There is almost a video-game thing going on here, in which Maye can almost click something and voila, a different Tar Heel catches the ball either in the end zone or racing toward the goal line. The idea of stressing defenses so they're overly cognizant of each tar Heel that steps on the field is very much by design.
A year ago, Carolina had just one player finish with more than 31 catches, and that was Downs, who set single-season UNC marks with 101 receptions and 1,335 receiving yards. But not having many other options (Antoine Green caught 31 balls) allowed defenses to focus on Downs, thus after scoring at least one touchdown in each of the first seven games, he had none over the final six.
Making defenses defend everything is an offensive coordinator’s deepest desire.
“More athletes makes you a better coach, that’s just how it is,” UNC play-caller Phil Longo said earlier this week.
And so does having a bunch of athletes who can run a bevy of routes and make life miserable for defenses once then get the ball.
“It just forces (them), from a personnel standpoint, to have to defend everybody, which makes it more difficult,” Longo said. “And then schematically, we’re trying to stretch the field pre-snap horizontally form sideline to sideline, and we’re going to stretch it vertically post-snap regardless of what we’re running.
“So, if we can make them defend all the players and make them defend all of the field, it gives us the best opportunity to create some space and hopefully a big play.”
That is exactly how things have played out two games in. Maye is 53-for-73 with 646 yards, nine TDs and no interceptions. But this isn’t just about passing, catching, and running. The running thing, yes, but more conventionally in addition to the aerial attack.
Three different Tar Heels have scored on the ground six times, making it 10 players who have offensive touchdowns already. Putting defenses on their heels comes from both ground and air is a double-whammy to opponents.
The nine touchdown passes are averaging 18.2 yards per. The six scoring runs average 15 yards per. Combined, the 15 offensive touchdowns have gone for an average of 16.9 yards per score. Eight have been 21 yards or longer.
As for the passing part, UNC did it last weekend with as green a room as one will find at the major college football level.
J.J. Jones, Gavin Blackwell, and Kobe Paysour arrived to UNC in the class of 2021, and a year ago combined to play 68 offensive snaps. Jones had 61, and Blackwell and Paysour played just three each. But with Downs and Green not playing at App State, the trio combined to play 191 snaps.

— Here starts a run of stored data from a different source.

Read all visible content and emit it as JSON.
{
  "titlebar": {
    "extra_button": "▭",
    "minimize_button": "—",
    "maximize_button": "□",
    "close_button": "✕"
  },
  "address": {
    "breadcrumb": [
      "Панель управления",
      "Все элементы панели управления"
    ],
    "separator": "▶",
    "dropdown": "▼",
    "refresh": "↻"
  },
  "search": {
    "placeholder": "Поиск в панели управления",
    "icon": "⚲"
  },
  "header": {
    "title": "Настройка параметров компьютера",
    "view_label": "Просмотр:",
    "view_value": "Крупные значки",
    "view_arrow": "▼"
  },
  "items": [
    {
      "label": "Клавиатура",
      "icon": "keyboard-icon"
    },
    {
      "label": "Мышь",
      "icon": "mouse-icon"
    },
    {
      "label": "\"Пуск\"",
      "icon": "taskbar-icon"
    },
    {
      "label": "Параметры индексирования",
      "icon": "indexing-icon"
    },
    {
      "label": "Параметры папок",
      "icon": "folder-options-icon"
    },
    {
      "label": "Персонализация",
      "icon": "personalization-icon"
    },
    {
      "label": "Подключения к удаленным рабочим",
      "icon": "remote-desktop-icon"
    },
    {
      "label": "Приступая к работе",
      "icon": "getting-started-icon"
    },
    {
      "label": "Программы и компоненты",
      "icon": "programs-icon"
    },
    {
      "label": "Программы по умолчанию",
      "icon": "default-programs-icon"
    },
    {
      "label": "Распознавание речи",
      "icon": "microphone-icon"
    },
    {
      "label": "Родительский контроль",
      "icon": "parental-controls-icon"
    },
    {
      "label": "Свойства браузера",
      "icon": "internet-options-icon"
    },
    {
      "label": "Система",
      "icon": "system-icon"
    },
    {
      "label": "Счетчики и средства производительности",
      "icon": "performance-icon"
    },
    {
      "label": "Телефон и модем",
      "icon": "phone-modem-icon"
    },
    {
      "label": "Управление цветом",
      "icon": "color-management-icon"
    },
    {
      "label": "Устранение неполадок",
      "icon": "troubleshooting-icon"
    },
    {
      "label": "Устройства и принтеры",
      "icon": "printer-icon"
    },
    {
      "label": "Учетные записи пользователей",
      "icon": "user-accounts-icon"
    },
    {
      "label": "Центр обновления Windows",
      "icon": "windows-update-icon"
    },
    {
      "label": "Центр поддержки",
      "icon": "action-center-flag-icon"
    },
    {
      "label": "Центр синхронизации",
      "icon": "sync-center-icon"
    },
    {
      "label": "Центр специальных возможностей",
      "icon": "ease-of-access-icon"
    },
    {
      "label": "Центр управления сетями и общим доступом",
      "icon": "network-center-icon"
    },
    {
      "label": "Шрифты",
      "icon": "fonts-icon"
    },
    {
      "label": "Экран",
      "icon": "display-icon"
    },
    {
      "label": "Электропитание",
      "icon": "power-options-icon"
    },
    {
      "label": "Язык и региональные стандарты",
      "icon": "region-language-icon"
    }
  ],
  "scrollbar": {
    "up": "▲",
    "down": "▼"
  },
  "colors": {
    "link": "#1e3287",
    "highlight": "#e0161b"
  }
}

Their production: 13 receptions for 197 yards, and each scored.
“That’s what Coach Longo keeps preaching. Gavin got some big-time ballgame reps, and when AG comes back and Josh can play inside and outside, it just creates more depth. I think J.J. and Gavo got a little tired out there, so maybe 60 or 70 plays may be a lot for them, but even rotating them out getting 30-40 for each player (can go) a hundred percent, full-speed, they’ll be tough to handle.”
Carolina’s prolific start has been with Green not yet playing and Downs missing the game in Boone, so the production across the board couldn’t be a better sign moving forward the Longo, Maye, and the Tar Heels.